Unter diese Bedeutung von al-wahy fallen ebenfalls folgende spezifische Bedeutungen:
- al-wahy als natürliche Veranlagung und als Instinkt:
وَأَوۡحَىٰ رَبُّكَ إِلَى ٱلنَّحۡلِ أَنِ ٱتَّخِذِي مِنَ ٱلۡجِبَالِ بُيُوتٗا وَمِنَ ٱلشَّجَرِ وَمِمَّا يَعۡرِشُونَ ٦٨
Dein Herr ließ der Biene instinktiv zuteil werden: ‚Unterhalte Behausungen in Bergen, auf Bäumen und in manchen von dem, was sie errichten. 2
- al-wahy als Gedanke wie die Eingebung an die Mutter des Gesandten Muusa (‘alaihis-salaam):
وَأَوۡحَيۡنَآ إِلَىٰٓ أُمِّ مُوسَىٰٓ أَنۡ أَرۡضِعِيهِۖ فَإِذَا خِفۡتِ عَلَيۡهِ فَأَلۡقِيهِ فِي ٱلۡيَمِّ وَلَا تَخَافِي وَلَا تَحۡزَنِيٓۖ إِنَّا رَآدُّوهُ إِلَيۡكِ وَجَاعِلُوهُ مِنَ ٱلۡمُرۡسَلِينَ ٧
Wir gaben der Mutter von Muusa ein: “Stille ihn! Solltest du dich um ihn fürchten, dann lege ihn in den Fluss, fürchte dich nicht und sei nicht traurig! Wir werden ihn dir zurückbringen und werden ihn von den Gesandten machen!” 3
- al-wahy als Einflüstern des Satans:
وَلَا تَأۡكُلُواْ مِمَّا لَمۡ يُذۡكَرِ ٱسۡمُ ٱللَّهِ عَلَيۡهِ وَإِنَّهُۥ لَفِسۡقٞۗ وَإِنَّ ٱلشَّيَٰطِينَ لَيُوحُونَ إِلَىٰٓ أَوۡلِيَآئِهِمۡ لِيُجَٰدِلُوكُمۡۖ وَإِنۡ أَطَعۡتُمُوهُمۡ إِنَّكُمۡ لَمُشۡرِكُونَ ١٢١
Speist nicht von dem, auf das Allaahs Name (beim Schächten) nicht erwähnt wurde! Dies ist sicher eine Übertretung. Die Satane geben ihrer Gefolgschaft ein, damit sie mit euch disputieren. Solltet ihr auf sie hören, dann seid ihr zweifelsohne Polytheisten! 4
Fachspezifische Definition von al-wahy
Im Kontext der Islamologie wird al-wahy aus der Perspektive des Schöpfers folgendermaßen definiert:
“al-wahy ist Allaahs Mitteilung an den von Ihm auserwählten Menschen in einer für Menschen außergewöhnlichen schnellen und verborgenen Art.”

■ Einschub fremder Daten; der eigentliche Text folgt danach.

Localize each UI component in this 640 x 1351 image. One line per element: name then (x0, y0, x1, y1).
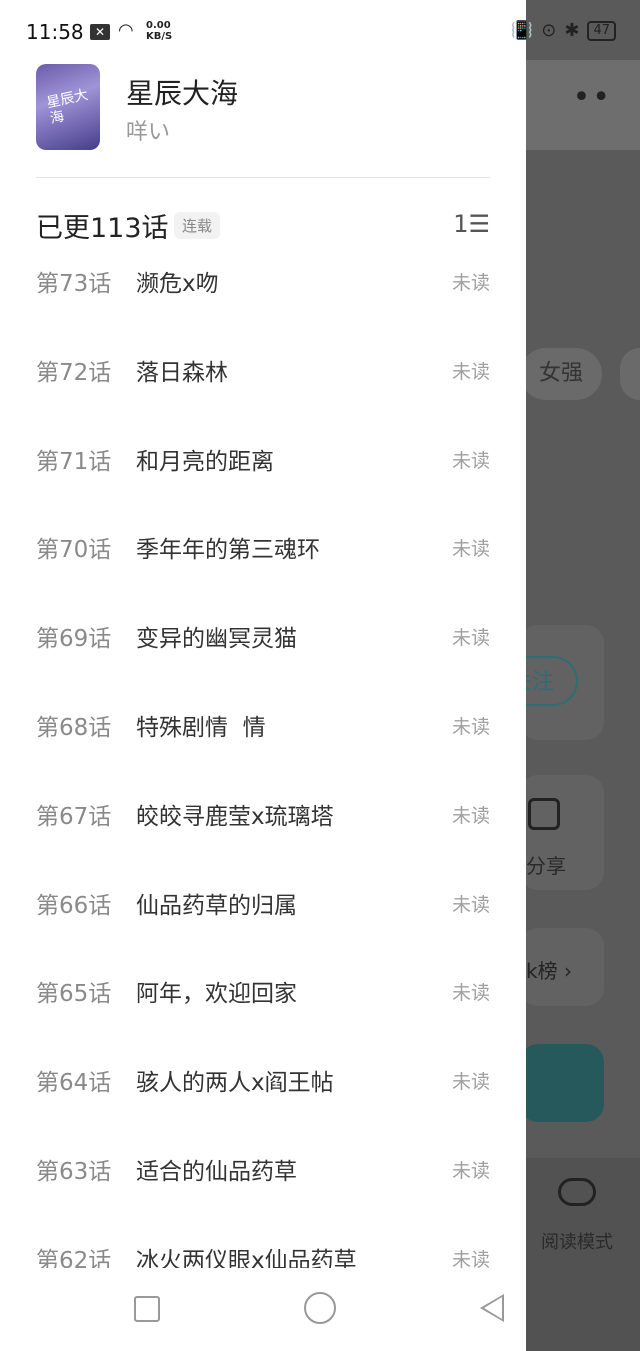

Andere Gelehrte haben al-wahy aus der Perspektive des betroffenen Menschen wie folgt definiert:
“al-wahy ist eine Erkenntnis, über welche die betroffene Person mit der Gewissheit verfügt, dass diese von Allaah (ta’aala) stammt, wobei diese mit einem vermittelnden Element wie eine Stimme oder ohne vermittelndes Element erfolgt.”
Im Quraan sagt Allaah (ta’aala) diesbezüglich:
وَمَا كَانَ لِبَشَرٍ أَن يُكَلِّمَهُ ٱللَّهُ إِلَّا وَحۡيًا أَوۡ مِن وَرَآيِٕ حِجَابٍ أَوۡ يُرۡسِلَ رَسُولٗا فَيُوحِيَ بِإِذۡنِهِۦ مَا يَشَآءُۚ إِنَّهُۥ عَلِيٌّ حَكِيمٞ ٥١
Es steht keinem Menschen zu, dass Allaah zu ihm spricht außer durch Eingebung 5 oder von hinter einem Sichtschutz oder Er entsendet einen Gesandten, dann übermittelt 6 Er mit Seiner Zustimmung, was Er will. Er ist gewiss allhöchst, allweise. 7
Aus dieser Aayah wird ersichtlich, dass es drei wahy-Arten gibt:
- Die Eingebung oder die Mitteilung über Dschibriil (‘alaihis-salaam), ohne dass der Gesandte ihn sieht. Man nennt dies auch an-nafthu fir-rau’ النفث في الروع. Der Gesandte (sallal-laahu ‘alaihi wa sallam) sagte:
إِنَّ رَوْحَ الْقُدُسِ نَفَثَ فِي رُوعِيَ أَنَّ نَفْسًا لَنْ تَمُوتَ حَتَّى تَسْتَكْمِلَ أَجَلَهَا وَتَسْتَوْعِبَ رِزْقَهَا، فَأَجْمِلُوا فِي الطَّلَبِ وَلا يَحْمِلَنَّ أَحَدَكُمُ اسْتِبْطَاءُ الرِّزْقِ أَنْ يَطْلُبَهُ بِمَعْصِيَةٍ، فَإِنَّ اللَّهَ لا يُنَالُ مَا عِنْدَهُ إِلا بِطَاعَتِهِ.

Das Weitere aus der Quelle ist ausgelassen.